Graphene research to define the ‘wonder’ material’s potential
As the world looks to continue its rapid development of technology, graphene has emerged as a leap forward in development, if the material’s potential was realised, advisory firm Deloitte’s fifteenth edition of the Technology, Media and Telecommunications (TMT) predictions report revealed on Wednesday.
Unpacking the results of this year’s technology predictions, Deloitte technology leader Arun Babu said 2016 would be the year of research to catalyse the rewards of the “wonder material” in the next five to ten years and unlock a multibillion-dollar industry.
According to Deloitte, graphene could be used in – and enable a breakthrough of – an array of applications, offering an “unrivalled” combination of tensile, electrical, thermal and optical properties; however, it would likely be decades before its potential was fully realised.
Graphene was described as a flexible and “very strong” two-dimensional single-atom thick structure, based on graphite, and was transparent, impermeable to gases and liquids and an “excellent” conductor.
Deloitte indicated that graphene could initially be used on a large scale in ultra-lightweight manufactured products and flexible displays, as well as high-capacity smartphone batteries and touchscreens, memory chips, water filtration systems, smart plasters, graphene-enhanced construction materials and contact lenses that enabled infrared vision.
In 2016, and most likely, the decade to come, graphene and graphene-enhanced products would enter a research and prototyping phase, which could offer a glimpse into some of the future technologies and benefits of graphene, propelling the world into a “graphene era”.
Babu said hundreds of millions of dollars would be spent on graphene research and development this year, as the material, which was discovered in 2004, increasingly attracted the interest of manufacturers worldwide.

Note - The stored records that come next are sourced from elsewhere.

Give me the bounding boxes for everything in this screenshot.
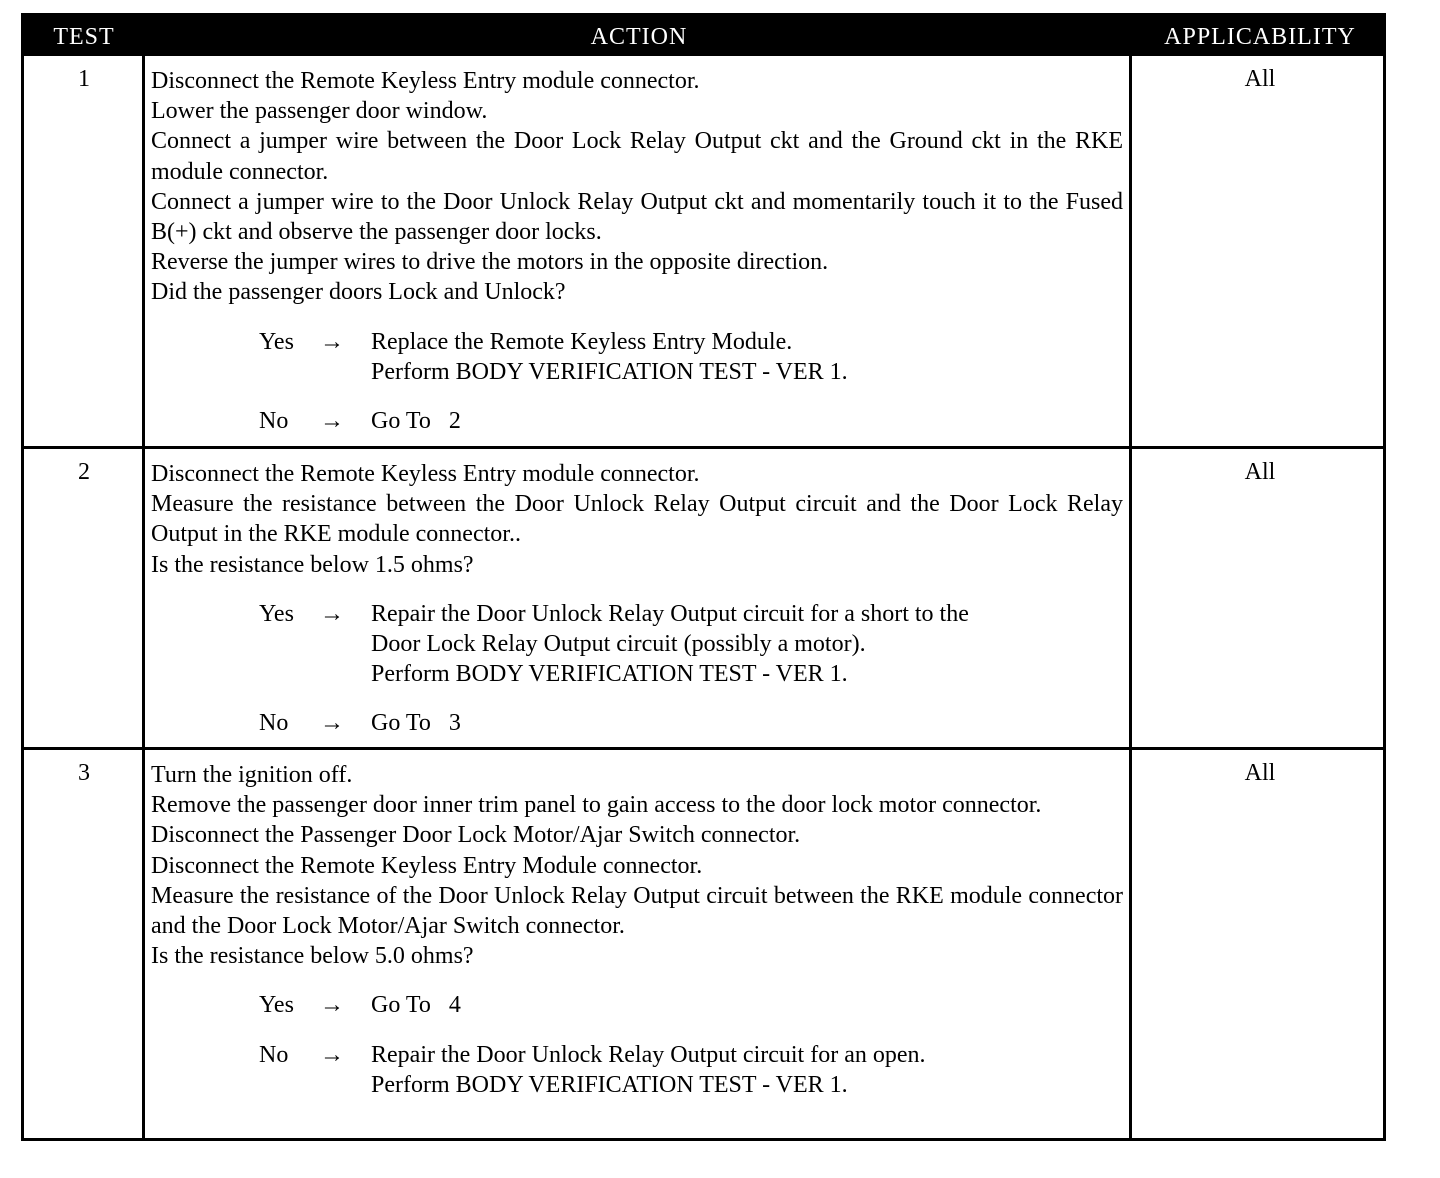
test-number: 2	[78, 459, 90, 485]
diagnostic-test-table	[21, 13, 1386, 1141]
yes-label: Yes	[259, 600, 294, 627]
no-result: Repair the Door Unlock Relay Output circuit for an open.	[371, 1041, 926, 1068]
yes-result: Repair the Door Unlock Relay Output circuit for a short to the	[371, 600, 969, 627]
test-number: 3	[78, 760, 90, 786]
table-header	[24, 16, 1383, 56]
no-label: No	[259, 408, 289, 435]
no-label: No	[259, 710, 289, 737]
step: Turn the ignition off.	[151, 762, 353, 788]
step: Measure the resistance between the Door Unlock Relay Output circuit and the Door Lock Relay Output in the RKE module connector..	[151, 491, 1123, 548]
step: Connect a jumper wire to the Door Unlock Relay Output ckt and momentarily touch it to the Fused B(+) ckt and observe the passenger door locks.	[151, 188, 1123, 246]
no-result-continued: Perform BODY VERIFICATION TEST - VER 1.	[371, 1071, 848, 1098]
header-test: TEST	[53, 24, 115, 50]
step: Disconnect the Passenger Door Lock Motor/Ajar Switch connector.	[151, 822, 801, 849]
yes-response	[151, 599, 1123, 629]
no-response	[151, 1040, 1123, 1070]
step: Is the resistance below 5.0 ohms?	[151, 943, 474, 970]
step: Lower the passenger door window.	[151, 98, 488, 125]
yes-result-continued: Perform BODY VERIFICATION TEST - VER 1.	[371, 661, 848, 688]
applicability-value: All	[1244, 66, 1276, 92]
yes-response	[151, 327, 1123, 357]
table-row-test-1	[24, 56, 1383, 448]
yes-result-continued: Door Lock Relay Output circuit (possibly a motor).	[371, 631, 866, 657]
table-row-test-2	[24, 449, 1383, 748]
arrow-right-icon: →	[320, 408, 344, 435]
yes-result-continued: Perform BODY VERIFICATION TEST - VER 1.	[371, 358, 848, 385]
step: Disconnect the Remote Keyless Entry module connector.	[151, 461, 700, 487]
yes-label: Yes	[259, 992, 294, 1019]
no-result: Go To 3	[371, 710, 461, 737]
yes-response	[151, 990, 1123, 1020]
yes-result: Replace the Remote Keyless Entry Module.	[371, 328, 793, 355]
step: Reverse the jumper wires to drive the motors in the opposite direction.	[151, 249, 829, 276]
yes-result: Go To 4	[371, 992, 461, 1019]
arrow-right-icon: →	[320, 710, 344, 737]
no-label: No	[259, 1041, 289, 1068]
no-response	[151, 708, 1123, 738]
action-cell	[151, 66, 1123, 436]
action-cell	[151, 459, 1123, 739]
step: Did the passenger doors Lock and Unlock?	[151, 279, 566, 306]
applicability-value: All	[1244, 760, 1276, 786]
header-applicability: APPLICABILITY	[1164, 24, 1356, 50]
arrow-right-icon: →	[320, 600, 344, 627]
column-divider	[142, 56, 145, 1138]
step: Measure the resistance of the Door Unlock Relay Output circuit between the RKE module connector and the Door Lock Motor/Ajar Switch connector.	[151, 882, 1123, 940]
step: Remove the passenger door inner trim panel to gain access to the door lock motor connector.	[151, 792, 1042, 819]
applicability-value: All	[1244, 459, 1276, 485]
step: Disconnect the Remote Keyless Entry Module connector.	[151, 852, 703, 879]
arrow-right-icon: →	[320, 992, 344, 1019]
column-divider	[1129, 56, 1132, 1138]
action-cell	[151, 760, 1123, 1100]
arrow-right-icon: →	[320, 328, 344, 355]
no-result: Go To 2	[371, 408, 461, 435]
no-response	[151, 406, 1123, 436]
step: Disconnect the Remote Keyless Entry module connector.	[151, 68, 700, 94]
test-number: 1	[78, 66, 90, 92]
table-row-test-3	[24, 750, 1383, 1138]
step: Is the resistance below 1.5 ohms?	[151, 551, 474, 578]
yes-label: Yes	[259, 328, 294, 355]
step: Connect a jumper wire between the Door Lock Relay Output ckt and the Ground ckt in the RKE module connector.	[151, 128, 1123, 185]
arrow-right-icon: →	[320, 1041, 344, 1068]
header-action: ACTION	[590, 24, 688, 50]
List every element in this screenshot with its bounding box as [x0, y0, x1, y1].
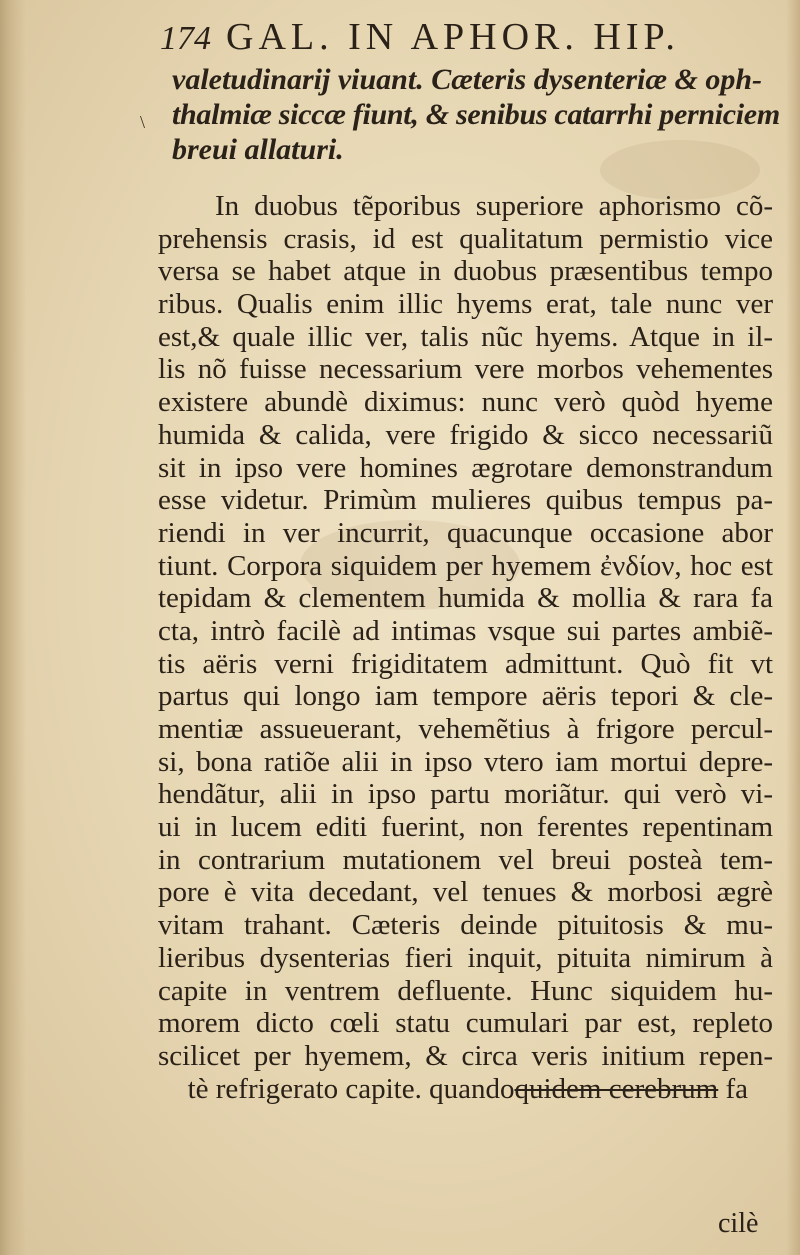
- commentary-line: hendãtur, alii in ipso partu moriãtur. qui verò vi-: [158, 778, 773, 811]
- commentary-line: sit in ipso vere homines ægrotare demonstrandum: [158, 451, 773, 484]
- aphorism-line: thalmiæ siccæ fiunt, & senibus catarrhi perniciem: [172, 98, 780, 131]
- aphorism-line: breui allaturi.: [172, 133, 344, 166]
- commentary-line: capite in ventrem defluente. Hunc siquidem hu-: [158, 974, 773, 1007]
- commentary-line: ui in lucem editi fuerint, non ferentes repentinam: [158, 811, 773, 844]
- commentary-last-line: [158, 1073, 773, 1106]
- commentary-line: humida & calida, vere frigido & sicco necessariũ: [158, 418, 773, 451]
- running-head-title: GAL. IN APHOR. HIP.: [226, 16, 680, 58]
- commentary-line: lis nõ fuisse necessarium vere morbos vehementes: [158, 353, 773, 386]
- commentary-line: prehensis crasis, id est qualitatum permistio vice: [158, 222, 773, 255]
- commentary-line: lieribus dysenterias fieri inquit, pituita nimirum à: [158, 941, 773, 974]
- struck-through-words: quidem cerebrum: [514, 1072, 719, 1105]
- last-line-text: tè refrigerato capite. quando: [187, 1072, 515, 1105]
- commentary-line: si, bona ratiõe alii in ipso vtero iam mortui depre-: [158, 745, 773, 778]
- commentary-line: cta, intrò facilè ad intimas vsque sui partes ambiẽ-: [158, 614, 773, 647]
- margin-mark: \: [140, 112, 146, 132]
- commentary-line: tis aëris verni frigiditatem admittunt. Quò fit vt: [158, 647, 773, 680]
- commentary-text: [158, 190, 773, 1105]
- running-head: [160, 14, 720, 60]
- commentary-line: partus qui longo iam tempore aëris tepori & cle-: [158, 680, 773, 713]
- catchword: cilè: [718, 1208, 759, 1239]
- page-gutter-shadow: [0, 0, 26, 1255]
- commentary-line: scilicet per hyemem, & circa veris initium repen-: [158, 1039, 773, 1072]
- commentary-line: pore è vita decedant, vel tenues & morbosi ægrè: [158, 876, 773, 909]
- commentary-line: tiunt. Corpora siquidem per hyemem ἐνδίον, hoc est: [158, 549, 773, 582]
- commentary-line: tepidam & clementem humida & mollia & rara fa: [158, 582, 773, 615]
- commentary-line: mentiæ assueuerant, vehemẽtius à frigore percul-: [158, 713, 773, 745]
- commentary-line: morem dicto cœli statu cumulari par est, repleto: [158, 1007, 773, 1040]
- commentary-line: ribus. Qualis enim illic hyems erat, tale nunc ver: [158, 288, 773, 321]
- commentary-line: existere abundè diximus: nunc verò quòd hyeme: [158, 386, 773, 419]
- commentary-line: versa se habet atque in duobus præsentibus tempo: [158, 255, 773, 288]
- page-number: 174: [160, 20, 211, 57]
- commentary-line: est,& quale illic ver, talis nũc hyems. Atque in il-: [158, 320, 773, 353]
- commentary-line: esse videtur. Primùm mulieres quibus tempus pa-: [158, 484, 773, 517]
- page-edge-shadow: [786, 0, 800, 1255]
- commentary-line: in contrarium mutationem vel breui posteà tem-: [158, 843, 773, 876]
- commentary-line: vitam trahant. Cæteris deinde pituitosis & mu-: [158, 909, 773, 942]
- commentary-line: riendi in ver incurrit, quacunque occasione abor: [158, 516, 773, 549]
- aphorism-line: valetudinarij viuant. Cæteris dysenteriæ & oph-: [172, 63, 763, 96]
- commentary-line: In duobus tẽporibus superiore aphorismo cõ-: [215, 190, 773, 222]
- last-line-end: fa: [718, 1072, 748, 1105]
- aphorism-text: [172, 62, 792, 167]
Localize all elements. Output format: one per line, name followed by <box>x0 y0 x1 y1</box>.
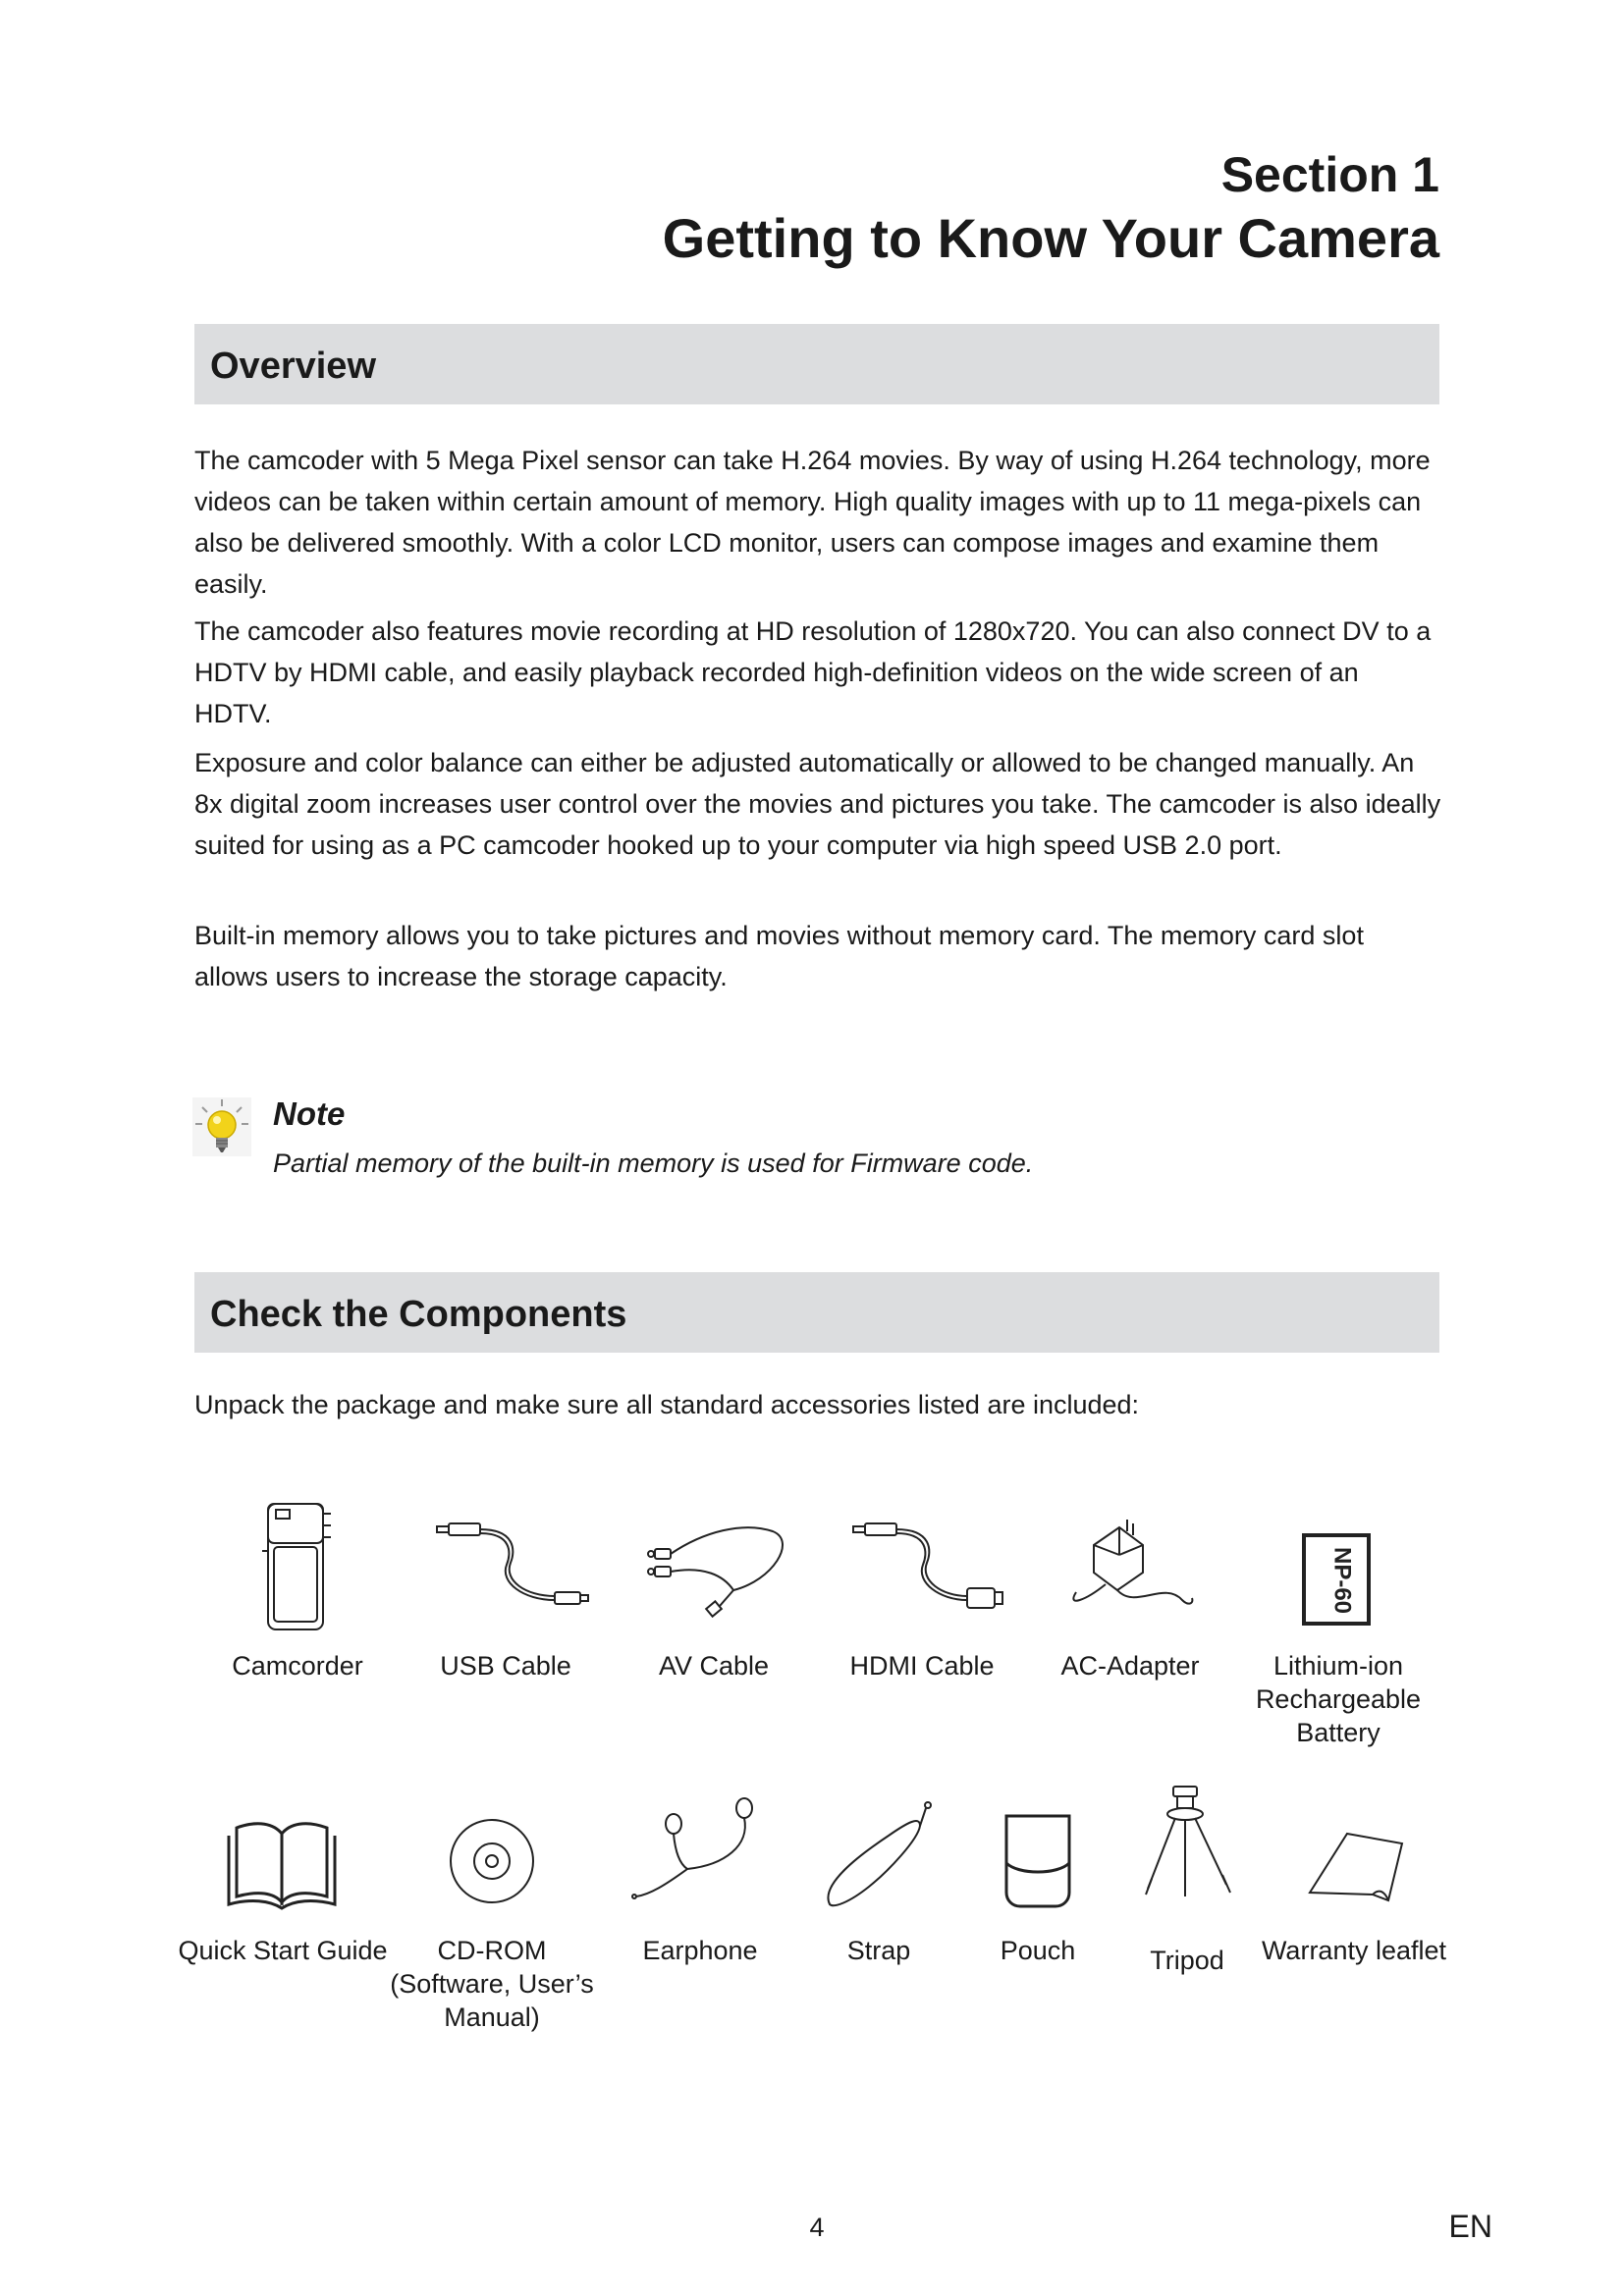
strap-icon <box>810 1796 947 1914</box>
components-heading-band <box>194 1272 1439 1353</box>
component-hdmi-cable <box>814 1502 1030 1681</box>
component-label: Warranty leaflet <box>1261 1936 1447 1965</box>
overview-paragraph-4: Built-in memory allows you to take pictures and movies without memory card. The memory card slot allows users to increase the storage capacity. <box>194 921 1364 991</box>
language-code: EN <box>1448 2209 1492 2244</box>
component-label: USB Cable <box>440 1651 571 1681</box>
battery-marking: NP-60 <box>1328 1546 1356 1615</box>
overview-heading: Overview <box>210 346 376 387</box>
overview-heading-band <box>194 324 1439 404</box>
leaflet-icon <box>1290 1806 1418 1914</box>
component-label: Tripod <box>1150 1946 1224 1975</box>
tripod-icon <box>1128 1779 1246 1916</box>
earphone-icon <box>626 1787 774 1914</box>
component-usb-cable <box>398 1502 614 1681</box>
component-camcorder <box>189 1492 406 1681</box>
component-cd-rom <box>384 1806 600 2032</box>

He cited interest from the European Union, which had injected some $1.3-billion into a consortium of academic and commercial researchers under the ‘Graphene Flagship’ initiative, while the UK government had provided $353-million to fund a graphene research centre.
“Tech companies are investing in developing their understanding of the material. Samsung, for example, has already applied for hundreds of graphene-related patents,” the TMT report showed.
However, while the material presented seemingly unlimited development opportunities, Deloitte said commercialising graphene came with its own set of significant challenges.
“The main challenge lies in manufacturing large quantities of graphene, in various formats and at an affordable price, with effective yields and a purity sufficient so as not to impair the material’s desired chemical properties. Despite many academic and commercial research groups investigating methods of production, making large quantities of graphene remains a profound challenge,” the report pointed out.
Deloitte noted that, despite graphene currently being produced by a variety of methods, it was not suitable for large-scale manufacture and was micrometres in size.
It was currently used as an element within a resin to manufacture solid structures, the report noted.
Currently, the market price of graphene was around $100/g, which was expected to reduce once the method of production was optimised and scaled up.
Deloitte said a few dozen commercially available composite graphene-enhanced products would see the market this year, but the material would be used as a supplementary material until at least 2020, when it was expected the manufacturing process for graphene would be “mature enough” to allow it to be used as a key material in products.
Deloitte Global predicted that the total value of the graphene materials market in 2016 would be in the low end of tens of millions of dollars, which was “less than an hour’s projected revenues from smartphone sales”.
“We anticipate that the graphene market, including material sales, will likely not surpass $30-million in 2016. By the end of the decade, material sales may still be a little more than $100-million – which represents growth, but also a continuation of the research phase,” the report said.
However, should the material be successfully commercialised on a larger scale, in the medium term, graphene may be incorporated into products worth many billions of dollars each year.